Problems I encountered: the people at the Frankfurt aliens office are incredibly unfriendly and a lot of health insurance companies and banks don’t want to do business with you unless you already have a visa. Can’t get a visa without a bank account, can’t get a bank account without a visa. (Sparkasse, to name names, wouldn’t give me an account without one, but Dresdner, now Commerz did without blinking.) Which later became, can’t get health insurance without a visa, can’t get a visa without health insurance. (In this case, I managed to convince the insurance agent that this was ridiculous and to sell me a policy anyway.) Can’t get an apartment without a visa? Well, there I didn’t have a problem. My landlord was used to renting to students, and he didn’t ask me any visa questions.

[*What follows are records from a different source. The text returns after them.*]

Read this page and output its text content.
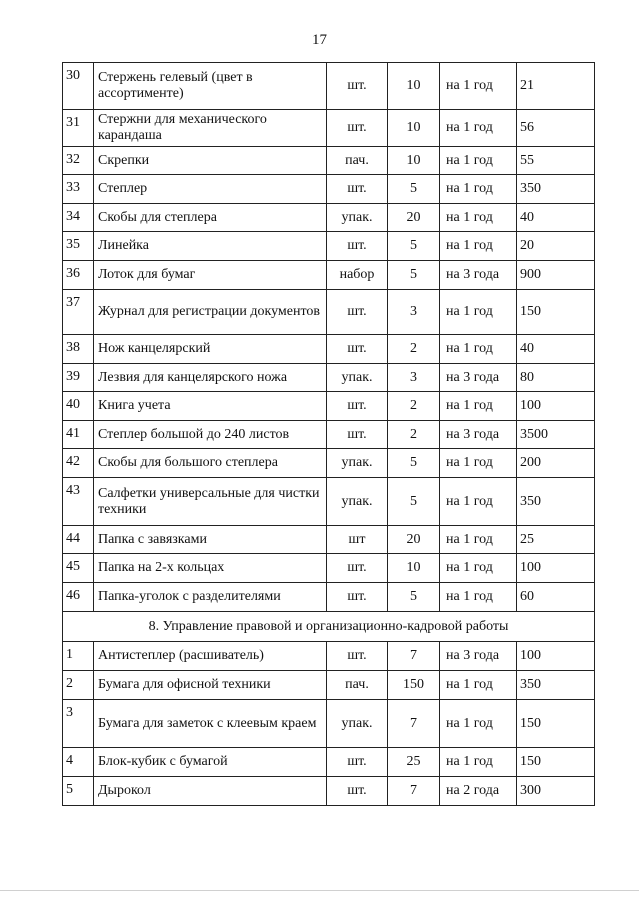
17
30	Стержень гелевый (цвет в ассортименте)	шт.	10	на 1 год	21
31	Стержни для механического карандаша	шт.	10	на 1 год	56
32	Скрепки	пач.	10	на 1 год	55
33	Степлер	шт.	5	на 1 год	350
34	Скобы для степлера	упак.	20	на 1 год	40
35	Линейка	шт.	5	на 1 год	20
36	Лоток для бумаг	набор	5	на 3 года	900
37	Журнал для регистрации документов	шт.	3	на 1 год	150
38	Нож канцелярский	шт.	2	на 1 год	40
39	Лезвия для канцелярского ножа	упак.	3	на 3 года	80
40	Книга учета	шт.	2	на 1 год	100
41	Степлер большой до 240 листов	шт.	2	на 3 года	3500
42	Скобы для большого степлера	упак.	5	на 1 год	200
43	Салфетки универсальные для чистки техники	упак.	5	на 1 год	350
44	Папка с завязками	шт	20	на 1 год	25
45	Папка на 2-х кольцах	шт.	10	на 1 год	100
46	Папка-уголок с разделителями	шт.	5	на 1 год	60
8. Управление правовой и организационно-кадровой работы					
1	Антистеплер (расшиватель)	шт.	7	на 3 года	100
2	Бумага для офисной техники	пач.	150	на 1 год	350
3	Бумага для заметок с клеевым краем	упак.	7	на 1 год	150
4	Блок-кубик с бумагой	шт.	25	на 1 год	150
5	Дырокол	шт.	7	на 2 года	300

My advice to anyone trying to do this themselves is to get themselves down to the appropriate Amt and to ask for an application. Could be that requirements have changed since I went through the process, and it could be that each state has different hoops for you to jump through. Oh, and they really like it if you can speak German. (Bring someone with you to translate if you can’t speak German and can find a buddy willing to help. This will make them like you more.)

My third visa was (and is) a “married to a German person” visa. That required a a good deal of paperwork (that then had to be expensively translated), but involved dealing with the very friendly Mainz aliens office instead of the over-crowded, bad-mood-bear Frankfurt office.  So I might actually consider it the easier of the three. That visa is for three years, and if we are still married at the end of those three years, I’ll get a “stay in Germany forever” visa and can finally kiss the whole visa process goodbye.

Did you learn German before you went? Or did you learn it as you went along?

Before I moved to Germany I had already taken nine years of German classes (took it in high school and minored in it in college) under my belt. And yet I learned more German in my first six months here than in those nine years put together. So I’d say it was a little bit of both. During my first year here I also took some refresher courses at the Volkshochschule (VHS). Otherwise it was all trial by fire and practice, practice, practice.

If any of you have other questions about getting set up as an expat (or if I didn’t explain something in enough detail), leave ’em in the comments, and I’ll make this Q&A into a regular series.